I picked up the pace.  Then, as I watched, the South Tower fell.

At that moment the entire country experienced a collective moment of dissonance. disbelief. separation from self, reality.

for a moment, an entire nation failed to breathe.  hearts skipped a beat.  shock.  adrenaline.

the world seemed to slow on it’s axis.  coming to a halt.

for a moment.

then slowly speeding up again, we all tried to digest a lifetime’s worth of emotions in the space of single moment.

warp speed.

from that moment forward my memories of September 11th are less like a fluid sequence of actions and thoughts more like a staccato recollection of emotions.  a machine gun like barrage of pictures loosely strung together with sounds and feelings.

the phone call to mom on the way to work to say i was ok.  she was worried because i worked at a huge church in a large city.  she wasn’t sure we wouldn’t be targeted.

a hastily formed meeting with pastors and media staff to plan for the crowds.  we didn’t invite anyone but we instinctively knew they’d come.  they did.

standing outside the building, earbud in place, watching all that entered.  half security, half abandonment.

opening the sanctuary for prayer.  choosing music. selections from michael w. smith’s freedom project.  the title only now seems appropriate and sarcastic.

a mighty fortress is our god.  a hymn.  it seemed to fit the need of our soul.

a hastily edited video of stills from the war zone once known as new york city.

a stirring message from the only person, other than the president and the anchor, we wanted to hear from that day.  our pastor.

crowds.  crowds in church like no time before or since.

an openness.  an openness to light.  to darkness.  to god.  to hate.

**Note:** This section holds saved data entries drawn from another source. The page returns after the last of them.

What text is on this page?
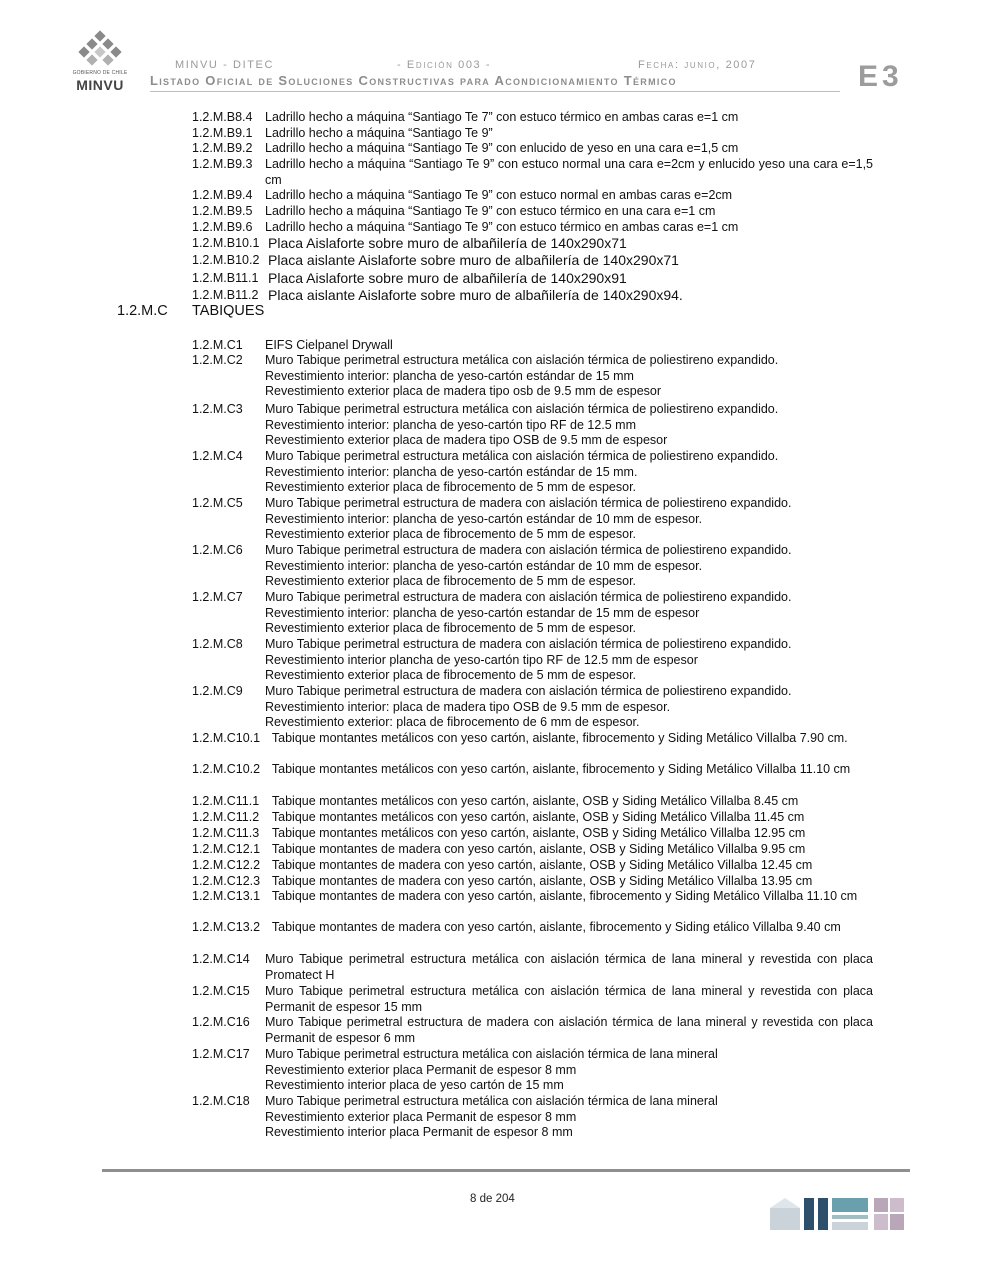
GOBIERNO DE CHILE
MINVU
MINVU - DITEC	- Edición 003 -	Fecha: junio, 2007
Listado Oficial de Soluciones Constructivas para Acondicionamiento Térmico	E3
1.2.M.B8.4 Ladrillo hecho a máquina “Santiago Te 7” con estuco térmico en ambas caras e=1 cm
1.2.M.B9.1 Ladrillo hecho a máquina “Santiago Te 9”
1.2.M.B9.2 Ladrillo hecho a máquina “Santiago Te 9” con enlucido de yeso en una cara e=1,5 cm
1.2.M.B9.3 Ladrillo hecho a máquina “Santiago Te 9” con estuco normal una cara e=2cm y enlucido yeso una cara e=1,5 cm
1.2.M.B9.4 Ladrillo hecho a máquina “Santiago Te 9” con estuco normal en ambas caras e=2cm
1.2.M.B9.5 Ladrillo hecho a máquina “Santiago Te 9” con estuco térmico en una cara e=1 cm
1.2.M.B9.6 Ladrillo hecho a máquina “Santiago Te 9” con estuco térmico en ambas caras e=1 cm
1.2.M.B10.1 Placa Aislaforte sobre muro de albañilería de 140x290x71
1.2.M.B10.2 Placa aislante Aislaforte sobre muro de albañilería de 140x290x71
1.2.M.B11.1 Placa Aislaforte sobre muro de albañilería de 140x290x91
1.2.M.B11.2 Placa aislante Aislaforte sobre muro de albañilería de 140x290x94.
1.2.M.C TABIQUES
1.2.M.C1 EIFS Cielpanel Drywall
1.2.M.C2 Muro Tabique perimetral estructura metálica con aislación térmica de poliestireno expandido.
Revestimiento interior: plancha de yeso-cartón estándar de 15 mm
Revestimiento exterior placa de madera tipo osb de 9.5 mm de espesor
1.2.M.C3 Muro Tabique perimetral estructura metálica con aislación térmica de poliestireno expandido.
Revestimiento interior: plancha de yeso-cartón tipo RF de 12.5 mm
Revestimiento exterior placa de madera tipo OSB de 9.5 mm de espesor
1.2.M.C4 Muro Tabique perimetral estructura metálica con aislación térmica de poliestireno expandido.
Revestimiento interior: plancha de yeso-cartón estándar de 15 mm.
Revestimiento exterior placa de fibrocemento de 5 mm de espesor.
1.2.M.C5 Muro Tabique perimetral estructura de madera con aislación térmica de poliestireno expandido.
Revestimiento interior: plancha de yeso-cartón estándar de 10 mm de espesor.
Revestimiento exterior placa de fibrocemento de 5 mm de espesor.
1.2.M.C6 Muro Tabique perimetral estructura de madera con aislación térmica de poliestireno expandido.
Revestimiento interior: plancha de yeso-cartón estándar de 10 mm de espesor.
Revestimiento exterior placa de fibrocemento de 5 mm de espesor.
1.2.M.C7 Muro Tabique perimetral estructura de madera con aislación térmica de poliestireno expandido.
Revestimiento interior: plancha de yeso-cartón estandar de 15 mm de espesor
Revestimiento exterior placa de fibrocemento de 5 mm de espesor.
1.2.M.C8 Muro Tabique perimetral estructura de madera con aislación térmica de poliestireno expandido.
Revestimiento interior plancha de yeso-cartón tipo RF de 12.5 mm de espesor
Revestimiento exterior placa de fibrocemento de 5 mm de espesor.
1.2.M.C9 Muro Tabique perimetral estructura de madera con aislación térmica de poliestireno expandido.
Revestimiento interior: placa de madera tipo OSB de 9.5 mm de espesor.
Revestimiento exterior: placa de fibrocemento de 6 mm de espesor.
1.2.M.C10.1 Tabique montantes metálicos con yeso cartón, aislante, fibrocemento y Siding Metálico Villalba 7.90 cm.
1.2.M.C10.2 Tabique montantes metálicos con yeso cartón, aislante, fibrocemento y Siding Metálico Villalba 11.10 cm
1.2.M.C11.1	Tabique montantes metálicos con yeso cartón, aislante, OSB y Siding Metálico Villalba 8.45 cm
1.2.M.C11.2	Tabique montantes metálicos con yeso cartón, aislante, OSB y Siding Metálico Villalba 11.45 cm
1.2.M.C11.3	Tabique montantes metálicos con yeso cartón, aislante, OSB y Siding Metálico Villalba 12.95 cm
1.2.M.C12.1 Tabique montantes de madera con yeso cartón, aislante, OSB y Siding Metálico Villalba 9.95 cm
1.2.M.C12.2 Tabique montantes de madera con yeso cartón, aislante, OSB y Siding Metálico Villalba 12.45 cm
1.2.M.C12.3 Tabique montantes de madera con yeso cartón, aislante, OSB y Siding Metálico Villalba 13.95 cm
1.2.M.C13.1 Tabique montantes de madera con yeso cartón, aislante, fibrocemento y Siding Metálico Villalba 11.10 cm
1.2.M.C13.2 Tabique montantes de madera con yeso cartón, aislante, fibrocemento y Siding etálico Villalba 9.40 cm
1.2.M.C14 Muro Tabique perimetral estructura metálica con aislación térmica de lana mineral y revestida con placa Promatect H
1.2.M.C15 Muro Tabique perimetral estructura metálica con aislación térmica de lana mineral y revestida con placa Permanit de espesor 15 mm
1.2.M.C16 Muro Tabique perimetral estructura de madera con aislación térmica de lana mineral y revestida con placa Permanit de espesor 6 mm
1.2.M.C17 Muro Tabique perimetral estructura metálica con aislación térmica de lana mineral
Revestimiento exterior placa Permanit de espesor 8 mm
Revestimiento interior placa de yeso cartón de 15 mm
1.2.M.C18 Muro Tabique perimetral estructura metálica con aislación térmica de lana mineral
Revestimiento exterior placa Permanit de espesor 8 mm
Revestimiento interior placa Permanit de espesor 8 mm
8 de 204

an comfortable awareness that our souls were showing.  an awareness that would only later become uncomfortable

patriotism.  of the sort that had not been, and soon would not be, acceptable.

unity.

 

In 2003, I wrote this about that day:

“Two years ago today, everything changed. Early that morning the entire media department huddled in my boss’s office for prayer. At that time we didn’t know why the planes had hit the buildings… we weren’t even sure that more buildings weren’t soon to follow. Could Dallas be next? There were SO many unanswered questions, yet there was one thing we knew for certain: God was in control. The ensuing hours and days were long and arduous. We experienced great highs as thousands of unchurched seekers came through our doors. There were also tremendous lows as we cried alongside the hundreds of hurting people who stopped by the church hoping to find healing for emotional wounds.In crisis we cry out for a connection with our Creator. This September 11th, I hope that you will take a moment to remember that dark day. Many of those who filled our pews two years ago are still unchurched and destined for an eternity in hell. For Christians, 9/11 should not be an occasion for political maneuvering or “God and Country rallies”, it should instead push us toward inner spiritual revival and action.”

 

Where were you?

but more importantly… where are you now.